For a moment they stood in silence by the window and then turned, together, to the fireside.
They were in Helen’s writing-room. The room where so 238 often she had struggled to put enough life into her weak little verses to send them winging on their way. The drawers of her desk were full of sad fancies that had been still-born, or had come fluttering back to her ark without even the twig of hope to cheer her. But at all this she had never repined––she had her son! And now? Well, he was leaving her. Might never–––
Sitting in the warmth and glow the woman looked at her son. With all the yearning of her soul she wanted to keep him; she had so little; so little. And then she recognized, as women do, in the Temple where the Most High speaks to them, that if he turned a deaf ear to the best that was in him, she could not honour him.
“You have been happy, dear son? I mean you have had a happy life on the whole?”
Helen had wanted that above all else.
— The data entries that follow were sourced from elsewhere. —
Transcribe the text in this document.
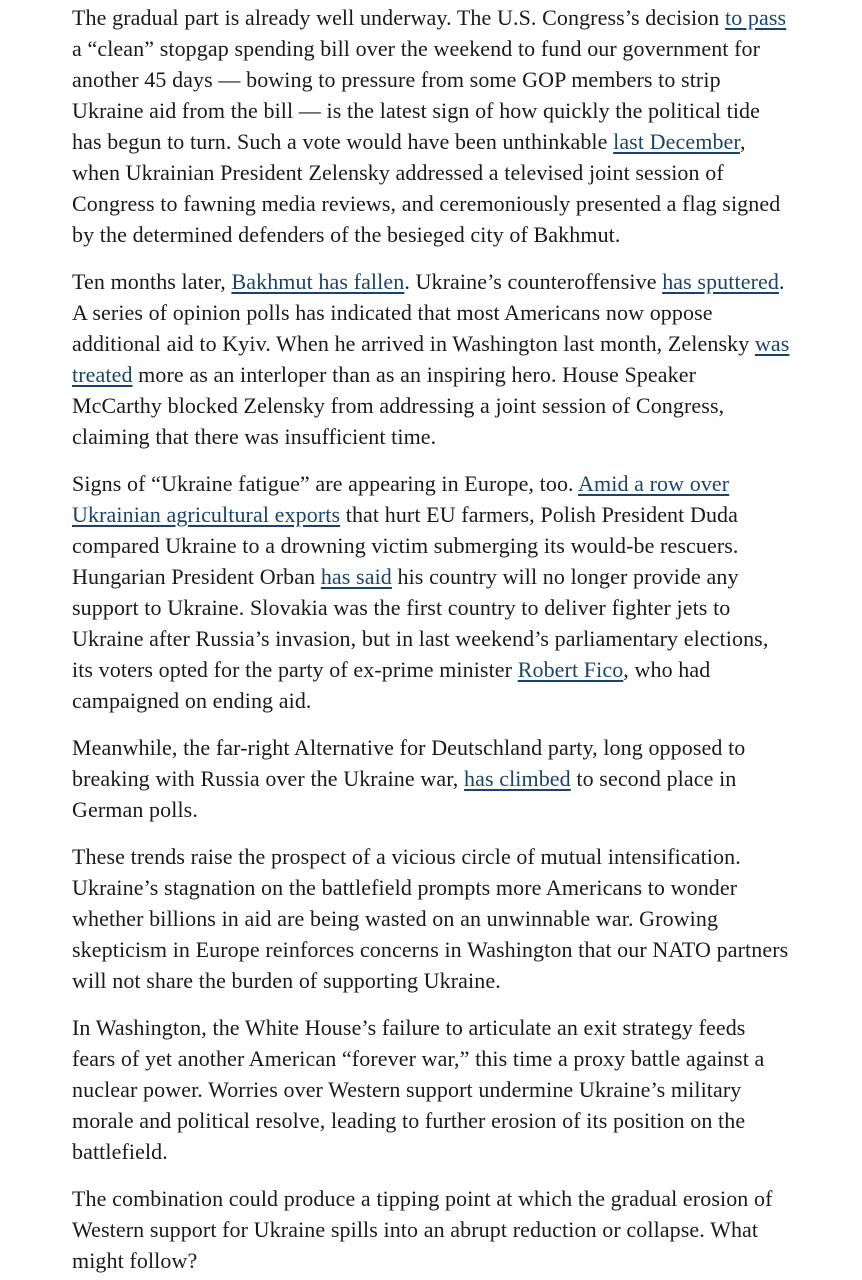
The gradual part is already well underway. The U.S. Congress’s decision to pass a “clean” stopgap spending bill over the weekend to fund our government for another 45 days — bowing to pressure from some GOP members to strip Ukraine aid from the bill — is the latest sign of how quickly the political tide has begun to turn. Such a vote would have been unthinkable last December, when Ukrainian President Zelensky addressed a televised joint session of Congress to fawning media reviews, and ceremoniously presented a flag signed by the determined defenders of the besieged city of Bakhmut.

Ten months later, Bakhmut has fallen. Ukraine’s counteroffensive has sputtered. A series of opinion polls has indicated that most Americans now oppose additional aid to Kyiv. When he arrived in Washington last month, Zelensky was treated more as an interloper than as an inspiring hero. House Speaker McCarthy blocked Zelensky from addressing a joint session of Congress, claiming that there was insufficient time.

Signs of “Ukraine fatigue” are appearing in Europe, too. Amid a row over Ukrainian agricultural exports that hurt EU farmers, Polish President Duda compared Ukraine to a drowning victim submerging its would-be rescuers. Hungarian President Orban has said his country will no longer provide any support to Ukraine. Slovakia was the first country to deliver fighter jets to Ukraine after Russia’s invasion, but in last weekend’s parliamentary elections, its voters opted for the party of ex-prime minister Robert Fico, who had campaigned on ending aid.

Meanwhile, the far-right Alternative for Deutschland party, long opposed to breaking with Russia over the Ukraine war, has climbed to second place in German polls.

These trends raise the prospect of a vicious circle of mutual intensification. Ukraine’s stagnation on the battlefield prompts more Americans to wonder whether billions in aid are being wasted on an unwinnable war. Growing skepticism in Europe reinforces concerns in Washington that our NATO partners will not share the burden of supporting Ukraine.

In Washington, the White House’s failure to articulate an exit strategy feeds fears of yet another American “forever war,” this time a proxy battle against a nuclear power. Worries over Western support undermine Ukraine’s military morale and political resolve, leading to further erosion of its position on the battlefield.

The combination could produce a tipping point at which the gradual erosion of Western support for Ukraine spills into an abrupt reduction or collapse. What might follow?
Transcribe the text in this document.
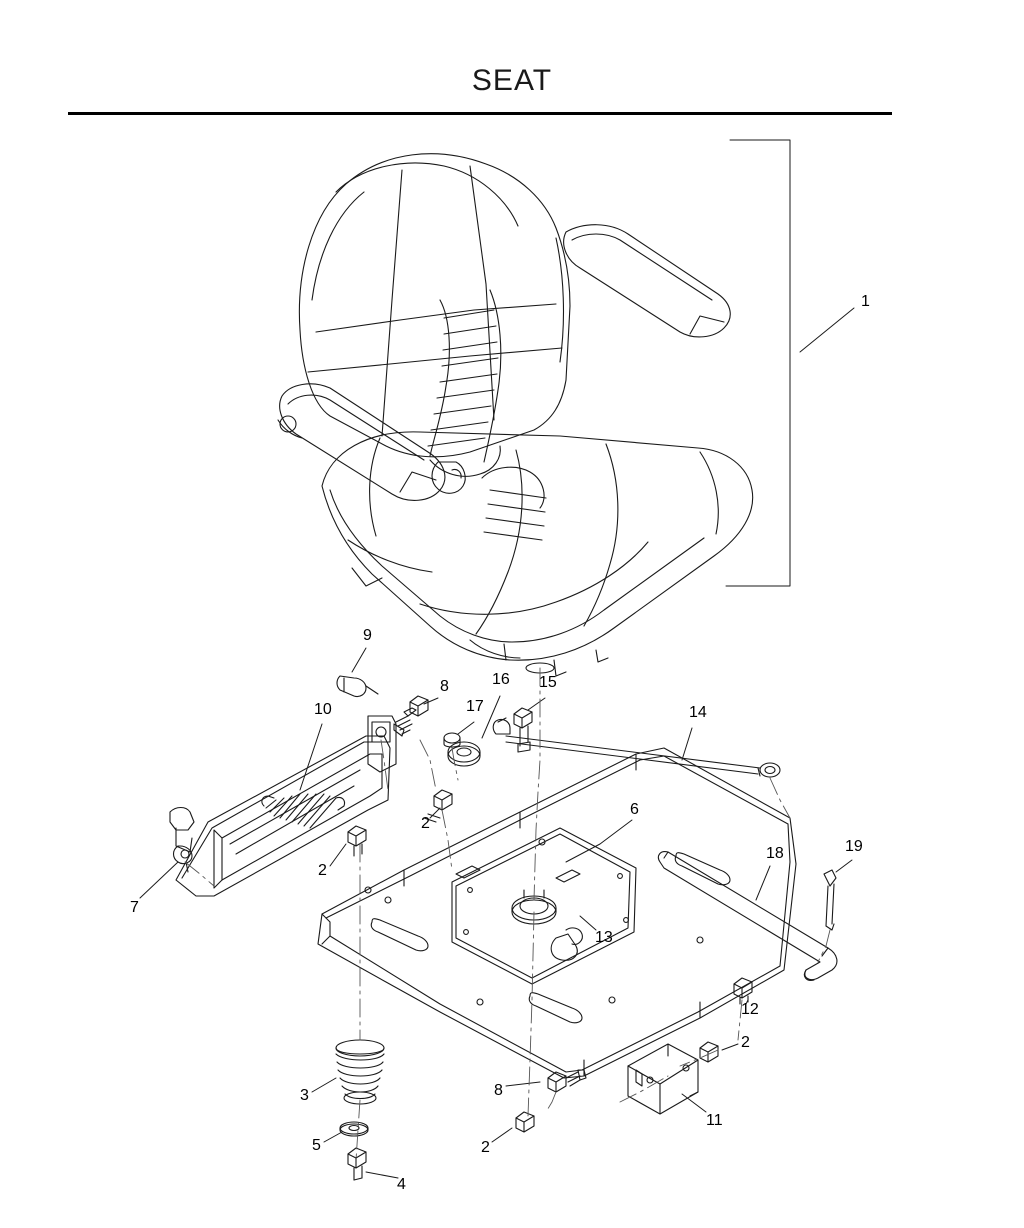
SEAT
1
9
8	16 15
17	14
10
6
2
2
18	19
7
13
12
2
3	8
11
5	2
4
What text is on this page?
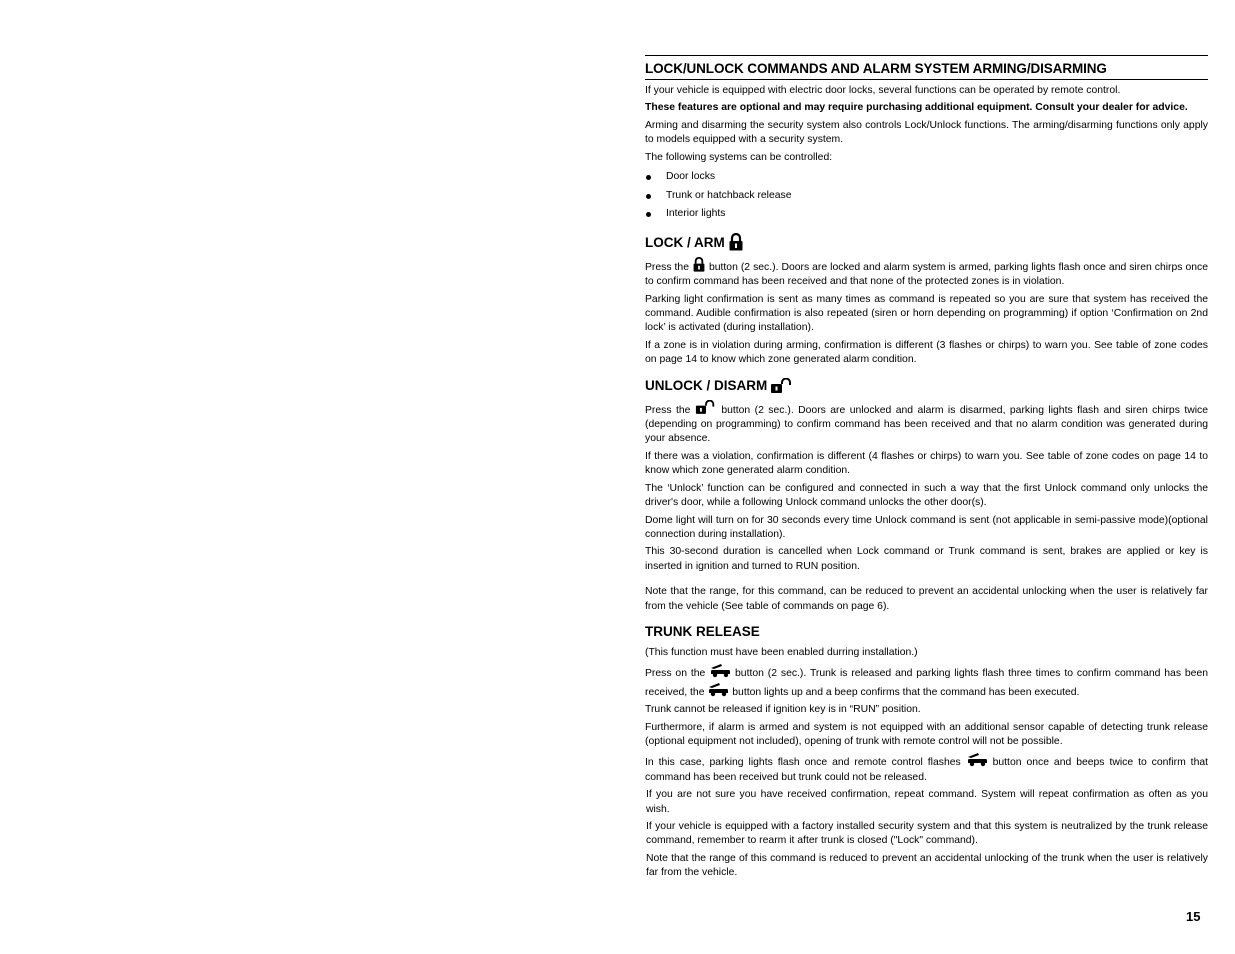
LOCK/UNLOCK COMMANDS AND ALARM SYSTEM ARMING/DISARMING

If your vehicle is equipped with electric door locks, several functions can be operated by remote control.

These features are optional and may require purchasing additional equipment. Consult your dealer for advice.

Arming and disarming the security system also controls Lock/Unlock functions. The arming/disarming functions only apply to models equipped with a security system.

The following systems can be controlled:

Door locks
Trunk or hatchback release
Interior lights
LOCK / ARM

Press the button (2 sec.). Doors are locked and alarm system is armed, parking lights flash once and siren chirps once to confirm command has been received and that none of the protected zones is in violation.

Parking light confirmation is sent as many times as command is repeated so you are sure that system has received the command. Audible confirmation is also repeated (siren or horn depending on programming) if option ‘Confirmation on 2nd lock’ is activated (during installation).

If a zone is in violation during arming, confirmation is different (3 flashes or chirps) to warn you. See table of zone codes on page 14 to know which zone generated alarm condition.

UNLOCK / DISARM

Press the	button (2 sec.). Doors are unlocked and alarm is disarmed, parking lights flash and siren chirps twice (depending on programming) to confirm command has been received and that no alarm condition was generated during your absence.

If there was a violation, confirmation is different (4 flashes or chirps) to warn you. See table of zone codes on page 14 to know which zone generated alarm condition.

The ‘Unlock’ function can be configured and connected in such a way that the first Unlock command only unlocks the driver's door, while a following Unlock command unlocks the other door(s).

Dome light will turn on for 30 seconds every time Unlock command is sent (not applicable in semi-passive mode)(optional connection during installation).

This 30-second duration is cancelled when Lock command or Trunk command is sent, brakes are applied or key is inserted in ignition and turned to RUN position.

Note that the range, for this command, can be reduced to prevent an accidental unlocking when the user is relatively far from the vehicle (See table of commands on page 6).

TRUNK RELEASE

(This function must have been enabled durring installation.)

Press on the	button (2 sec.). Trunk is released and parking lights flash three times to confirm command has been received, the	button lights up and a beep confirms that the command has been executed.

Trunk cannot be released if ignition key is in “RUN” position.

Furthermore, if alarm is armed and system is not equipped with an additional sensor capable of detecting trunk release (optional equipment not included), opening of trunk with remote control will not be possible.

In this case, parking lights flash once and remote control flashes	button once and beeps twice to confirm that command has been received but trunk could not be released.

If you are not sure you have received confirmation, repeat command. System will repeat confirmation as often as you wish.

If your vehicle is equipped with a factory installed security system and that this system is neutralized by the trunk release command, remember to rearm it after trunk is closed ("Lock" command).

Note that the range of this command is reduced to prevent an accidental unlocking of the trunk when the user is relatively far from the vehicle.

15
His life had been so short––it might be so soon over, and the trivial untalked-of things rose sharply now to the surface.
“Yes, Mother. Far too happy and easy.”
“I’ve been thinking.” Helen’s thought went slowly over the backward road––she must not break! But she must go back to the things they had left unspoken. “I’ve been thinking, during the last twenty-four hours, of all the happenings, dear, that I wish had been different. Your father, Brace! I––I tried not to deprive you of your father––I knew the cost. It––it wasn’t all his fault, dear; it was no real fault of either of us; it was my misfortune, you see––he was asking what––what he had a perfect right to ask––but I was, well, I had nothing to give him that he wanted.”